In sum, the claims against Inspector and Supervisor are barred by sovereign immunity. Accordingly, the trial court was correct in denying Casiano's in forma pauperis petition and dismissing his complaint.
Second, Casiano claims that Officer Kuzo had a duty to take corrective action to address the mishandling of his mail and did not do so. Casiano alleged that Officer Kuzo's actions or inactions constitute misfeasance and nonfeasance. In Palmer v. Doe (Pa. Cmwlth., No. 2451 C.D. 2015, filed May 5, 2016) (unreported), this Court explained:
Misfeasance is defined as: "A lawful act performed in a wrong manner." BLACK'S LAW DICTIONARY 1021 (8th ed. 2004). Nonfeasance is: "The failure to act when a duty to act exists." Id. at 1080. As further explained in Black's Law Dictionary: "[T]here arose very early a difference, still deeply rooted in the law of negligence, between 'misfeasance' and 'nonfeasance'—that is to say, between active misconduct working positive injury to others and passive inaction or a failure to take steps to protect them from harm." Id. (quoting W. Page Keeton et al., PROSSER AND KEETON ON THE LAW OF TORTS § 56 at 374 (5th ed.1984)).Palmer, slip op. at 7. As discussed above, the complaint averred that the mailroom did not deliver his mail and, instead, returned it in retaliation for his prior grievance complaining about the mishandling of his mail. Officer Kuzo determined that the mail was returned because "the name on the mailing was different from [Casiano's] commitment name" and that this comported with the Department's mail policy. Complaint at 4, ¶¶18-19.

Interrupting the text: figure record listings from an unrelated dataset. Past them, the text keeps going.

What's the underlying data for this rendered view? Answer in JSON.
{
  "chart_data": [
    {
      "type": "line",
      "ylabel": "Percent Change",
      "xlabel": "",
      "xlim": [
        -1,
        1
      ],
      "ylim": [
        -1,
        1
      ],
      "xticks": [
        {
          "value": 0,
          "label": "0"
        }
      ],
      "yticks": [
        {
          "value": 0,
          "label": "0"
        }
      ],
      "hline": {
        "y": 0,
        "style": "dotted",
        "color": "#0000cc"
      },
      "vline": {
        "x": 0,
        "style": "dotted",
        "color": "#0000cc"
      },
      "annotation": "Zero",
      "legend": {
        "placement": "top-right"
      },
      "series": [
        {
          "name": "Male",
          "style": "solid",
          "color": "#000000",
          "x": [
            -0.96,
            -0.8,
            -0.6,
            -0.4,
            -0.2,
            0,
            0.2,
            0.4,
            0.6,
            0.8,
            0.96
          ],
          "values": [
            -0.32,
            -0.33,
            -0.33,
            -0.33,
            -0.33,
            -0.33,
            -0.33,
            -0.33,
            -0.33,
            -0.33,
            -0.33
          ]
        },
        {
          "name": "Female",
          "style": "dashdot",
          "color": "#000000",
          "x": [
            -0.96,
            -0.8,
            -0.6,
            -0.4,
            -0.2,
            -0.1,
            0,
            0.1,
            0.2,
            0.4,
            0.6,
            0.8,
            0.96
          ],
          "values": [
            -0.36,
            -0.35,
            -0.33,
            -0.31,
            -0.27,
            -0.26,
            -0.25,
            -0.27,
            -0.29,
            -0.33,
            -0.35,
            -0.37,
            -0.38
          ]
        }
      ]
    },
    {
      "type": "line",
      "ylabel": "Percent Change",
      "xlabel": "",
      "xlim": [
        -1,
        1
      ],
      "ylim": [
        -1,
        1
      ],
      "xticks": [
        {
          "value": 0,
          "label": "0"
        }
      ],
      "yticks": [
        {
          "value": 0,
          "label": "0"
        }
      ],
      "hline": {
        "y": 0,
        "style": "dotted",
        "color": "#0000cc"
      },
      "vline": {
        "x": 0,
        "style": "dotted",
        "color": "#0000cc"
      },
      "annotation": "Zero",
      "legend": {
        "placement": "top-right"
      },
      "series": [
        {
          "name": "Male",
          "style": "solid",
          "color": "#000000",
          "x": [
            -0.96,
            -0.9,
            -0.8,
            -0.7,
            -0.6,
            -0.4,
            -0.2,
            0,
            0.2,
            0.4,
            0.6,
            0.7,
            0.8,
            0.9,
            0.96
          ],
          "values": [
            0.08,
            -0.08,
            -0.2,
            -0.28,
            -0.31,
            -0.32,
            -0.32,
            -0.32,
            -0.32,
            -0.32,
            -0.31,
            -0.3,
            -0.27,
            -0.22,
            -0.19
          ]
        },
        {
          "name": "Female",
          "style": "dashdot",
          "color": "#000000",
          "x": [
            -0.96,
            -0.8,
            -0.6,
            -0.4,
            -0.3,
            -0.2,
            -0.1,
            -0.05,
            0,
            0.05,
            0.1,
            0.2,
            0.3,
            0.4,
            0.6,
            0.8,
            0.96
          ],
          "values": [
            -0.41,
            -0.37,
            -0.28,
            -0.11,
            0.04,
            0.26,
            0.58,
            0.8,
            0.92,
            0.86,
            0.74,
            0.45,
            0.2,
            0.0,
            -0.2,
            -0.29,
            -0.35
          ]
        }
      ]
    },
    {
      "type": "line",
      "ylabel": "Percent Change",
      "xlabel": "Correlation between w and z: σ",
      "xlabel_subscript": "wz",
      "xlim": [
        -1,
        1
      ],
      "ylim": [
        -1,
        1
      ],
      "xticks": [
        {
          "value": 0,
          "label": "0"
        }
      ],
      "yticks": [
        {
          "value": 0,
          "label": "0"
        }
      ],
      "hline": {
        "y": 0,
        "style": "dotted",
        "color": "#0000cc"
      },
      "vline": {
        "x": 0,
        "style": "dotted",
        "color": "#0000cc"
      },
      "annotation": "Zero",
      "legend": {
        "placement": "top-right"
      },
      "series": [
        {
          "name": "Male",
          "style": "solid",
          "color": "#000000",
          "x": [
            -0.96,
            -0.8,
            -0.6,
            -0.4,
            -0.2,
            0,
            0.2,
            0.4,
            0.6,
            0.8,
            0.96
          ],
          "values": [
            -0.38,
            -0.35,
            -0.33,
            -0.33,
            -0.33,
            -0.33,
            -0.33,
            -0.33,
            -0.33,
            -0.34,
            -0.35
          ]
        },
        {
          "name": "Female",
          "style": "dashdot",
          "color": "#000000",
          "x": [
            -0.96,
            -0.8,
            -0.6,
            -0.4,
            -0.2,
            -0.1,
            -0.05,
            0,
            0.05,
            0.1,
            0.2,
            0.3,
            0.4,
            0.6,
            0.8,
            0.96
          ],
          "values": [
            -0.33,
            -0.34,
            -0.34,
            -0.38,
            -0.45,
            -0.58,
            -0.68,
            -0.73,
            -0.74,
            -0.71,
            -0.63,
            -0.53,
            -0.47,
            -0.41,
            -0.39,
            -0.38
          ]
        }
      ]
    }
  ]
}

The complaint did not allege that Officer Kuzo was negligent in performing his duties or that Officer Kuzo was acting outside the scope of his employment. Additionally, there is no cause of action for the mishandling of an inmate's grievance. See Samuels v. Walsh (Pa. Cmwlth., No. 318 C.D. 2014, filed November 17, 2014) (unreported). For these reasons, Casiano's tort claim against Officer Kuzo is barred by sovereign immunity.
Third, Casiano alleges that the Superintendent at SCI-Mahanoy established a policy that allowed his mail to be returned for "arbitrary and frivolous reasons." Complaint at 8, ¶36. Casiano did not allege that the Superintendent acted negligently or outside the scope of her duties. Therefore, the Superintendent's action is protected by sovereign immunity. La Frankie, 618 A.2d at 1149. Further, Section 8522(b)(3) of the Judicial Code does not waive sovereign immunity for officials or employees with respect to the creation and enforcement of policies. 42 Pa. C.S. §8522(b)(3).
For the foregoing reasons, we hold that the trial court did not err in denying Casiano's request to proceed in forma pauperis and dismissing his complaint pursuant to PA. R.C.P. No. 240(j). We affirm the order of the trial court.
MARY HANNAH LEAVITT, President Judge ORDER
AND NOW, this 10th day of July, 2019, the order of the Court of Common Pleas of Schuylkill County dated July 6, 2018, in the above-captioned matter is AFFIRMED.